At the same time the protests of the black population in the country are increasing. At the festivities of the 300th anniversary of the arrival of the first European settlers on the cape, mass protests are taking place all over the country. For his participation in the preparations for the demonstrations, Nelson Mandela is sentenced to nine months' imprisonment and forced labor. After his release, he was elected deputy president of the ANC in 1952. In his new office, he is increasingly devoting himself to the struggle against apartheid, which immediately leads to state reprisals in the form of restrictions on residence and arrests. In 1958 Nelson Mandela married the civil rights activist Winni Nomzamo Madikizela.
Two years later the so-called massacre of Sharpeville caused a lot of deaths and the ANC is officially banned. Numerous members of the ANC go into the militant underground and Nelson Mandela there organizes the formation of the ANC's armed wing, the Umkhonto we Sizwe. He retires temporarily to Algeria, where he participates in guerrilla training. After his return to the homeland, he was caught and sentenced to a prison term of five years. In 1964, the process is rolled back and Nelson Mandela is sentenced to life imprisonment.
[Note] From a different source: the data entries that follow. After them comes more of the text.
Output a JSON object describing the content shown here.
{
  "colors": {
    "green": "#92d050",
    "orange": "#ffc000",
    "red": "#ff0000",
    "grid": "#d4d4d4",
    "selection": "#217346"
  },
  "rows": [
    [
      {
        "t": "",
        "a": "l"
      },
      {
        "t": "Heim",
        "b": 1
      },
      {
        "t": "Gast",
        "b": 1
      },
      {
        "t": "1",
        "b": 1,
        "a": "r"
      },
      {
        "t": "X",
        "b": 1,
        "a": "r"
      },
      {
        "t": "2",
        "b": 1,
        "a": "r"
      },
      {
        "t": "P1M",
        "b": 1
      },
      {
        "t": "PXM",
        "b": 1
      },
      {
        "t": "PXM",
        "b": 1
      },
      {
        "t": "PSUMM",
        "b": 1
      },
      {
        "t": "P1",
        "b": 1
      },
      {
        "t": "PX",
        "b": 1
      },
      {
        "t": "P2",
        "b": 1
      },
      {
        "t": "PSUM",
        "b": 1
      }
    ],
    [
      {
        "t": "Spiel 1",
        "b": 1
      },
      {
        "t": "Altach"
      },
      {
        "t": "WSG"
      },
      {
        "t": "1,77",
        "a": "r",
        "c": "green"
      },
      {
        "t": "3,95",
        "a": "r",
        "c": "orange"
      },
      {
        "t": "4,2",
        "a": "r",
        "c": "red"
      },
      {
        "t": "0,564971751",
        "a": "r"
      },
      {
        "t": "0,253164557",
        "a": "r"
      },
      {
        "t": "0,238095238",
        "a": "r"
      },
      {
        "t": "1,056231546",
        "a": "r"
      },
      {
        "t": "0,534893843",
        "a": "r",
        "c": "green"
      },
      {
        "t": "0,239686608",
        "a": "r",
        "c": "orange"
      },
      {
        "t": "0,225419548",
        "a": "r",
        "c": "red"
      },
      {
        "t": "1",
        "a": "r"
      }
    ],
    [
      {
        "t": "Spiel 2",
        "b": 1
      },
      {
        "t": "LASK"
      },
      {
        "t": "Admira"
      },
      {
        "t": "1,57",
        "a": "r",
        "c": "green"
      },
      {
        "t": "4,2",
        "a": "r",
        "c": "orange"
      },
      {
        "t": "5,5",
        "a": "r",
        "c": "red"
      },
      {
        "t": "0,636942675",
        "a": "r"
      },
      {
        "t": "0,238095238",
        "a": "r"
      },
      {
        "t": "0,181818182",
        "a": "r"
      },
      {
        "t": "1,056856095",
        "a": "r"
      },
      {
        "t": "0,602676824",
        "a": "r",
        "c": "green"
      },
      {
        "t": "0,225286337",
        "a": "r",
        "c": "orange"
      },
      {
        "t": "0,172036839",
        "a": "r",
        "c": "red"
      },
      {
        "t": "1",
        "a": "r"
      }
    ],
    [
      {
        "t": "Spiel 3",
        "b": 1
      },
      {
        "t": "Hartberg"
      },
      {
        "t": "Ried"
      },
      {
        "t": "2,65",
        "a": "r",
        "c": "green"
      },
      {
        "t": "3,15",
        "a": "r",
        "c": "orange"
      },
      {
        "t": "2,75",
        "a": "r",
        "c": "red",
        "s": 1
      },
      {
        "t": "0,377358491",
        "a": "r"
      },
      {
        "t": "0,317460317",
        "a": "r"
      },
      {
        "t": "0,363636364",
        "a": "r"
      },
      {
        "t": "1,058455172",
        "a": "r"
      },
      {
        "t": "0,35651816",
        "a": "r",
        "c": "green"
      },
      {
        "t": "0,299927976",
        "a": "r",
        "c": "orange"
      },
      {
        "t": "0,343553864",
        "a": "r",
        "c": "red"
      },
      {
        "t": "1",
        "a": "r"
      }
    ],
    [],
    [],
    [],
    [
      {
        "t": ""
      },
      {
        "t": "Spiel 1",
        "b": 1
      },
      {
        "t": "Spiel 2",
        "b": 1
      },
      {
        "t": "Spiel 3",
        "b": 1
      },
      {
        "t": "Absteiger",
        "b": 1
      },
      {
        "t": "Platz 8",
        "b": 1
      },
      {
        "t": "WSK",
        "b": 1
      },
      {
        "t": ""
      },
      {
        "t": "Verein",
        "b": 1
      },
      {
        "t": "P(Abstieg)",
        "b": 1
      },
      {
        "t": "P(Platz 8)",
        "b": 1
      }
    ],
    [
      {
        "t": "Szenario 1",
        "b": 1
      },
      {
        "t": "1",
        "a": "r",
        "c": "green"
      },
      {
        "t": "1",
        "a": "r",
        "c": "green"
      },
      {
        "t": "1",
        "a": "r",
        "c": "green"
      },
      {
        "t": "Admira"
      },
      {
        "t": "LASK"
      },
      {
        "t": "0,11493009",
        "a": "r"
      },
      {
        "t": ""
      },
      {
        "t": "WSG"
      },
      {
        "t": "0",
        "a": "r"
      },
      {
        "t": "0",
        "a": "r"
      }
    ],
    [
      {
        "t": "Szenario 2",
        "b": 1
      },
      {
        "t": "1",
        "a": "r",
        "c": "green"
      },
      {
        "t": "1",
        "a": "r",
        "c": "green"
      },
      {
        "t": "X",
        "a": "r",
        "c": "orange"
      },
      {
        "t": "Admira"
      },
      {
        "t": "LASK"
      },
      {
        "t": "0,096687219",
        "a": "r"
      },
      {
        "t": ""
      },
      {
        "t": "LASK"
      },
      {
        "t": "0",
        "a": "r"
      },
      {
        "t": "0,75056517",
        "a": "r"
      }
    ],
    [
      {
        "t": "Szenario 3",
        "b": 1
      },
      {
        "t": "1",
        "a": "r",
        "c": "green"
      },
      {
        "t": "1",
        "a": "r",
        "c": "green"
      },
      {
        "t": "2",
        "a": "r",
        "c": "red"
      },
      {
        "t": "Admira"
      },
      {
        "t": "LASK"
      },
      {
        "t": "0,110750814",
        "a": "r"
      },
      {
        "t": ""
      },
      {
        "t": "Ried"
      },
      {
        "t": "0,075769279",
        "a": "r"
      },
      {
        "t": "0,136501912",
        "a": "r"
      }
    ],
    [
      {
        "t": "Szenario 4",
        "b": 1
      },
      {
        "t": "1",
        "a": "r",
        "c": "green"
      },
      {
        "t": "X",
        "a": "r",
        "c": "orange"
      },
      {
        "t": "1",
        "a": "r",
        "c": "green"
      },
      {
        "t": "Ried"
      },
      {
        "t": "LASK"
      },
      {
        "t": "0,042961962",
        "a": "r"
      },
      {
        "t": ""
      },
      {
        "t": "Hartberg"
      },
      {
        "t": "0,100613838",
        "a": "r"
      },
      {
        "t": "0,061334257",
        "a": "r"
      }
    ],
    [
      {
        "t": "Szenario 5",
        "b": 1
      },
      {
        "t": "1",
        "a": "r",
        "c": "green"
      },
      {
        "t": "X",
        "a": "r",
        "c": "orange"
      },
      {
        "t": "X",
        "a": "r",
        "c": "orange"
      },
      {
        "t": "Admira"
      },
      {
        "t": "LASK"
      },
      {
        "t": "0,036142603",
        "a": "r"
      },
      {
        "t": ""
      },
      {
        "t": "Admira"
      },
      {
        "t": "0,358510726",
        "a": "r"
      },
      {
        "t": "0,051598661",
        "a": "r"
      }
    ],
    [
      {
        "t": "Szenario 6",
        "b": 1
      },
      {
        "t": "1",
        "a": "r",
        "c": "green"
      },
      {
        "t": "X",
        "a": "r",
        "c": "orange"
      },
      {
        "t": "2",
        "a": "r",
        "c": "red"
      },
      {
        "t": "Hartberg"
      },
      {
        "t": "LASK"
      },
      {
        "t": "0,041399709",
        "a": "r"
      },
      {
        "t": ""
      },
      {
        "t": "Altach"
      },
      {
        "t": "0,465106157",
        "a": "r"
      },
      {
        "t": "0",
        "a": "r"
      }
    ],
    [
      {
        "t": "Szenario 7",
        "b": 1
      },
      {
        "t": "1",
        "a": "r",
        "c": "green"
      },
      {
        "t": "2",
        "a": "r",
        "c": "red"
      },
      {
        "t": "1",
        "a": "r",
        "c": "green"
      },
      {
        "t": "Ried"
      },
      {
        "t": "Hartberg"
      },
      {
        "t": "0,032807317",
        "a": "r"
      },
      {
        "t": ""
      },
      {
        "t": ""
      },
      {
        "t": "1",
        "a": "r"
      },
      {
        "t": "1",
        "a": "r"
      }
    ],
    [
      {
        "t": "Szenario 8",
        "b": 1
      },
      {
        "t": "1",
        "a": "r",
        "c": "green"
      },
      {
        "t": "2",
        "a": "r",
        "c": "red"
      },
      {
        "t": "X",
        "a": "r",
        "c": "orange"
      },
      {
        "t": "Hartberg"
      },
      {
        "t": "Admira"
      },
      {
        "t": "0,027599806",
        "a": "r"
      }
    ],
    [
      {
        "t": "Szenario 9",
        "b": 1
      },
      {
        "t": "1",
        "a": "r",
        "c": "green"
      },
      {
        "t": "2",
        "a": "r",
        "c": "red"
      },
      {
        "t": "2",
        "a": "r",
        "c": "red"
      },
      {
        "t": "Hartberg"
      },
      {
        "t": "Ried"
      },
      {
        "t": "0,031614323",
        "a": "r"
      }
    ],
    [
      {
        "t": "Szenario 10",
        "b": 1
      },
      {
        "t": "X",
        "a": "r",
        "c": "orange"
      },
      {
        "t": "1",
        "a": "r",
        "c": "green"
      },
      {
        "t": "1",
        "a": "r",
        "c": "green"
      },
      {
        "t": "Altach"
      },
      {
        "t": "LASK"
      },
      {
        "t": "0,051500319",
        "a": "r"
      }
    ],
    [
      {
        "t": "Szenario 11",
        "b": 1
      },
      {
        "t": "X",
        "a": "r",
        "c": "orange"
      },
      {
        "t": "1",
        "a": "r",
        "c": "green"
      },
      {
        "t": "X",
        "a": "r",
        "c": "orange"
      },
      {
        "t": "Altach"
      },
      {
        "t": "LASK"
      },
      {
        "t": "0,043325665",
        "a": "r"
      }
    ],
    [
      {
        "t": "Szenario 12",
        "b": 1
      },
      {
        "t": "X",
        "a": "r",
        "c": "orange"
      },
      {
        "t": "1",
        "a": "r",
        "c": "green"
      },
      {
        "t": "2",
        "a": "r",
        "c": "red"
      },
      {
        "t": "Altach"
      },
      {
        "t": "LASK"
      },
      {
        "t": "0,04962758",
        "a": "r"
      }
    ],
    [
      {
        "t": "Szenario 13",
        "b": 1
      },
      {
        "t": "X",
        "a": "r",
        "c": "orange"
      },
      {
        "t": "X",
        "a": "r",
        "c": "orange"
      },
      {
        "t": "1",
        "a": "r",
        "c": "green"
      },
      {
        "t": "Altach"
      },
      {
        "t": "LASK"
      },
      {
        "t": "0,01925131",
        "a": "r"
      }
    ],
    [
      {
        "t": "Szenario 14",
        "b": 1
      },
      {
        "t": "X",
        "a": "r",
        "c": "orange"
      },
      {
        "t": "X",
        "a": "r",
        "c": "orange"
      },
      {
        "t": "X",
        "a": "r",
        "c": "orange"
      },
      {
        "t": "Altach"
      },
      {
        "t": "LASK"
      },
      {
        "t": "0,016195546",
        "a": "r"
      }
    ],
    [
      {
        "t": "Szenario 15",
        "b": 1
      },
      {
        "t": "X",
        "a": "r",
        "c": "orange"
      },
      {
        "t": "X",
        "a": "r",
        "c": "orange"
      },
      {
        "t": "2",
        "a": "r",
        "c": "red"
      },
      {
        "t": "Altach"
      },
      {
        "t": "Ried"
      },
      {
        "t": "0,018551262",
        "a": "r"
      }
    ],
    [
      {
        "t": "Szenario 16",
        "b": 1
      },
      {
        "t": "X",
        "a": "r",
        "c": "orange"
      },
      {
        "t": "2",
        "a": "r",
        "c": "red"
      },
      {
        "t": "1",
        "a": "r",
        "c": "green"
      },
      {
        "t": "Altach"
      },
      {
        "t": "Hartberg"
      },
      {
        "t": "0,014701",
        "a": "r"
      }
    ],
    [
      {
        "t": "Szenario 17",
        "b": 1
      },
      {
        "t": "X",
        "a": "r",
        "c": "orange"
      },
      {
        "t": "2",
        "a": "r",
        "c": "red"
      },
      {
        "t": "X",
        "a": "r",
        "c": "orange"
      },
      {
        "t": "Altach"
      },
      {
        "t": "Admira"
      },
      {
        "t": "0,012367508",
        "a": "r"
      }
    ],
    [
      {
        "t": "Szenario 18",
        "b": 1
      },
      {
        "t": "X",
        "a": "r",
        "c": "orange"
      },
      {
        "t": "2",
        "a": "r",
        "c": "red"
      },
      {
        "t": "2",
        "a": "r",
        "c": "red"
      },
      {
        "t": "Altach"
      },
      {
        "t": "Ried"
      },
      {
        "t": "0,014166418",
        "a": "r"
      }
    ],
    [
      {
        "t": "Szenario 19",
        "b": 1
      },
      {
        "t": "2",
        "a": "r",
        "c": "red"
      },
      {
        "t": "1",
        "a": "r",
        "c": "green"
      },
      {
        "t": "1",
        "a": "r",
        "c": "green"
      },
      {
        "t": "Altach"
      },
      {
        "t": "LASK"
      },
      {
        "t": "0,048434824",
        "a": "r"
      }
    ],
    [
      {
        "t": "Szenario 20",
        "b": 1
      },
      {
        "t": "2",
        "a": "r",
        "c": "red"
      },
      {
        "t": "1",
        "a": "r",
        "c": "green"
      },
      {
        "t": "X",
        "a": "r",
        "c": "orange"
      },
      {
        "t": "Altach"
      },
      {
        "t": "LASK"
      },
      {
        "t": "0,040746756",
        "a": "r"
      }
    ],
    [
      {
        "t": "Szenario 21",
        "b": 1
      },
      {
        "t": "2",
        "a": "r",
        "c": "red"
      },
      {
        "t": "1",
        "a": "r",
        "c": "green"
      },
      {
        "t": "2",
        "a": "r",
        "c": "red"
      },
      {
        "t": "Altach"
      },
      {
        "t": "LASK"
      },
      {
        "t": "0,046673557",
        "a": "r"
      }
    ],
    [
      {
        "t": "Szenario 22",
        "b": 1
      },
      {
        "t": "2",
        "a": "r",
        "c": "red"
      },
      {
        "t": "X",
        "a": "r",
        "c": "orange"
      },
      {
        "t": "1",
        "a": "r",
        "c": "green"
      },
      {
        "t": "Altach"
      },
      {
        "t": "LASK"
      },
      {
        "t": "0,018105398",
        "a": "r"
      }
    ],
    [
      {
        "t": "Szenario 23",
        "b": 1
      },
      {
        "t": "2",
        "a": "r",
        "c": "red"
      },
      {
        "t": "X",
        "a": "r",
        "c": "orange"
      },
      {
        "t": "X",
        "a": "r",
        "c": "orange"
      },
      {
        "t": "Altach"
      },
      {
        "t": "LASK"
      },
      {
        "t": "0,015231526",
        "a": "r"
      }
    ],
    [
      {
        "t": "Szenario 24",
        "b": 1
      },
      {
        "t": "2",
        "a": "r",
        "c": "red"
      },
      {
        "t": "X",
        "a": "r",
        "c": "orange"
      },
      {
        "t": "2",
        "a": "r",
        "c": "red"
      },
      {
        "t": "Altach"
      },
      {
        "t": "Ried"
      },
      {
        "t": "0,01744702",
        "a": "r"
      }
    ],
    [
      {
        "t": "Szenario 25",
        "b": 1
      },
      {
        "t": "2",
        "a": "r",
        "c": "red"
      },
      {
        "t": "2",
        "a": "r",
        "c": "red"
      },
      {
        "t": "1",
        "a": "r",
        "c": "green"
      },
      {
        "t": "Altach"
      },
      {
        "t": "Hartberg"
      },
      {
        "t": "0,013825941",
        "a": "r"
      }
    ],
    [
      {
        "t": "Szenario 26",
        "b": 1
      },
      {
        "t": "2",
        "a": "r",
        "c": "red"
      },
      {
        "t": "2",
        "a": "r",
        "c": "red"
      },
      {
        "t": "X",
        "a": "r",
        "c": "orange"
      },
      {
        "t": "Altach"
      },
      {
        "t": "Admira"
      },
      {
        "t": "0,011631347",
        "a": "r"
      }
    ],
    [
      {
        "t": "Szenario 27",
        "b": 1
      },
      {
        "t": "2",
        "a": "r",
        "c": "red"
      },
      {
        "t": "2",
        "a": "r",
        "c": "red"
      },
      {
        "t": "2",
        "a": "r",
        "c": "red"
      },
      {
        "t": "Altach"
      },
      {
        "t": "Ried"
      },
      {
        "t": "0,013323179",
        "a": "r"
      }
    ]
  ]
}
He spends the next 27 years in captivity.
This is followed by the circle of the talks with President Frederik de Klerk, whose amnesty was finally passed on 11 February 1990 to the release of Nelson Mandela. At this point we leave Nelson Mandela, whose life and work after the prison already filled numerous books. Nelson Rolihlahla Mandela died at the age of 95 on 5 December 2013 in Houghton, Johannesburg, after the effects of a lung inflammation.
"Not the bullets and generals make history but the masses."